Kimberly berjalan dengan cepat sembari tersenyum bahagia, ia sesekali merapikan baju dan rambutnya yang tergerai sangat cantik itu. Tak lupa dengan cermin yang sedari tadi dipegangnya, diangkat ke atas untuk menengok muka dan bibir yang dimonyongkan.
"Benarkah sudah cantik? Kalau jelek kan bisa-bisa gak oke di depan Khaibar, aku kan terkenal dengan nama wanita paling cantik sedunia, jadi tak boleh jelek sedikitpun," ucap Kimberly dengan suara yang dibuat manja. Tangannya dihempaskan dan diputar-putar seperti wanita anggun yang suka bersolek dan suka pamer pada umumnya.

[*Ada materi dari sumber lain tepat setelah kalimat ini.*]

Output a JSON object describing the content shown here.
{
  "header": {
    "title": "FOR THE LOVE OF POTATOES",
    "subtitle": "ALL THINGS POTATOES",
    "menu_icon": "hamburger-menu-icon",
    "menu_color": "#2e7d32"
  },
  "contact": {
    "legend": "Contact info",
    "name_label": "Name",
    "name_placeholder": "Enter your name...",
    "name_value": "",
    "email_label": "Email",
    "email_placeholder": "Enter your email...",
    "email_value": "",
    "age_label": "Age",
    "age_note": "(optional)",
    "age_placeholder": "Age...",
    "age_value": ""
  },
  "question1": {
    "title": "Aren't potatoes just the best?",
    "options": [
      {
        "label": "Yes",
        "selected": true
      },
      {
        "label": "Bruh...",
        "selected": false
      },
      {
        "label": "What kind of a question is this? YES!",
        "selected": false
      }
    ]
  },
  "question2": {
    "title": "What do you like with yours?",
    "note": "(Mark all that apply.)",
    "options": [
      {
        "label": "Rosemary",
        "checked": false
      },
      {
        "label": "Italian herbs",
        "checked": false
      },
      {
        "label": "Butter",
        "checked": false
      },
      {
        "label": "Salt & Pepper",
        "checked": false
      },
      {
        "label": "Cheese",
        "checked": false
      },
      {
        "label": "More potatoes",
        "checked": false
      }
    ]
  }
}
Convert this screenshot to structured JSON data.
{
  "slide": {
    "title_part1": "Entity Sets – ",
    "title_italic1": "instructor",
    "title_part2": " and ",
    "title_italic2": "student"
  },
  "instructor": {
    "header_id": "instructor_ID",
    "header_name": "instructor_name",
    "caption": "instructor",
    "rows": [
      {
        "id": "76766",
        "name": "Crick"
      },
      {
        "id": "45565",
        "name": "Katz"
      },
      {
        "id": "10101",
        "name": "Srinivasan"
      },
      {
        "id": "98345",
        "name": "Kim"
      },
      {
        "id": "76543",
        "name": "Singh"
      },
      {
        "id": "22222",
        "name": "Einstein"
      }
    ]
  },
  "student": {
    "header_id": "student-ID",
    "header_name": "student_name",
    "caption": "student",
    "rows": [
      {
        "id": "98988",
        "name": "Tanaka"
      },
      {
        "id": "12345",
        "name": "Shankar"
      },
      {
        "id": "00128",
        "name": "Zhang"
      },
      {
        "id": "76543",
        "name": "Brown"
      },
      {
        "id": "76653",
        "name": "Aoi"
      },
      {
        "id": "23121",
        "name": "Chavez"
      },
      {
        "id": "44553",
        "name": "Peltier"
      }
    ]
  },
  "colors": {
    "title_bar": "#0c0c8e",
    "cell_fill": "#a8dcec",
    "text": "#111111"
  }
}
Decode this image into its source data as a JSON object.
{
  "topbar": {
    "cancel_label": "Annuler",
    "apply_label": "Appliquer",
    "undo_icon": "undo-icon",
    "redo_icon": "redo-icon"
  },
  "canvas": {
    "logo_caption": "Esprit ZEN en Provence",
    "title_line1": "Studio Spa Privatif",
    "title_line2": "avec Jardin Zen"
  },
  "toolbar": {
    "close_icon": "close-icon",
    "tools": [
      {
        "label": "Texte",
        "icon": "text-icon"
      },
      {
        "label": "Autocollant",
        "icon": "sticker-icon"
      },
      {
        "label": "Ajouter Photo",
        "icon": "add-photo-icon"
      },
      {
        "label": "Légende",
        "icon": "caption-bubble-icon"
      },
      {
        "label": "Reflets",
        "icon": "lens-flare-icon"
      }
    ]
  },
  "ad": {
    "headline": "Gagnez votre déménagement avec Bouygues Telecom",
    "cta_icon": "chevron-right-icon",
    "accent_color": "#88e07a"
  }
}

Kimberly semakin mengembangkan senyumnya saat melihat Khaibar yang sudah agak dekat dengannya. Seketika senyuman itu lenyap dan dipasang wajah gaharnya saat Khaibar menatapnya, ia seperti itu karena selalu jaga imagenya agar tak jatuh dari Khaibar.
"Ehem," sapa Kimberly dalam balutan deheman, tepat di depan Khaibar berada. Khaibar hanya menatapnya dengan sinis. Tangan Kimberly terangkat dan dilipatkan ke dada.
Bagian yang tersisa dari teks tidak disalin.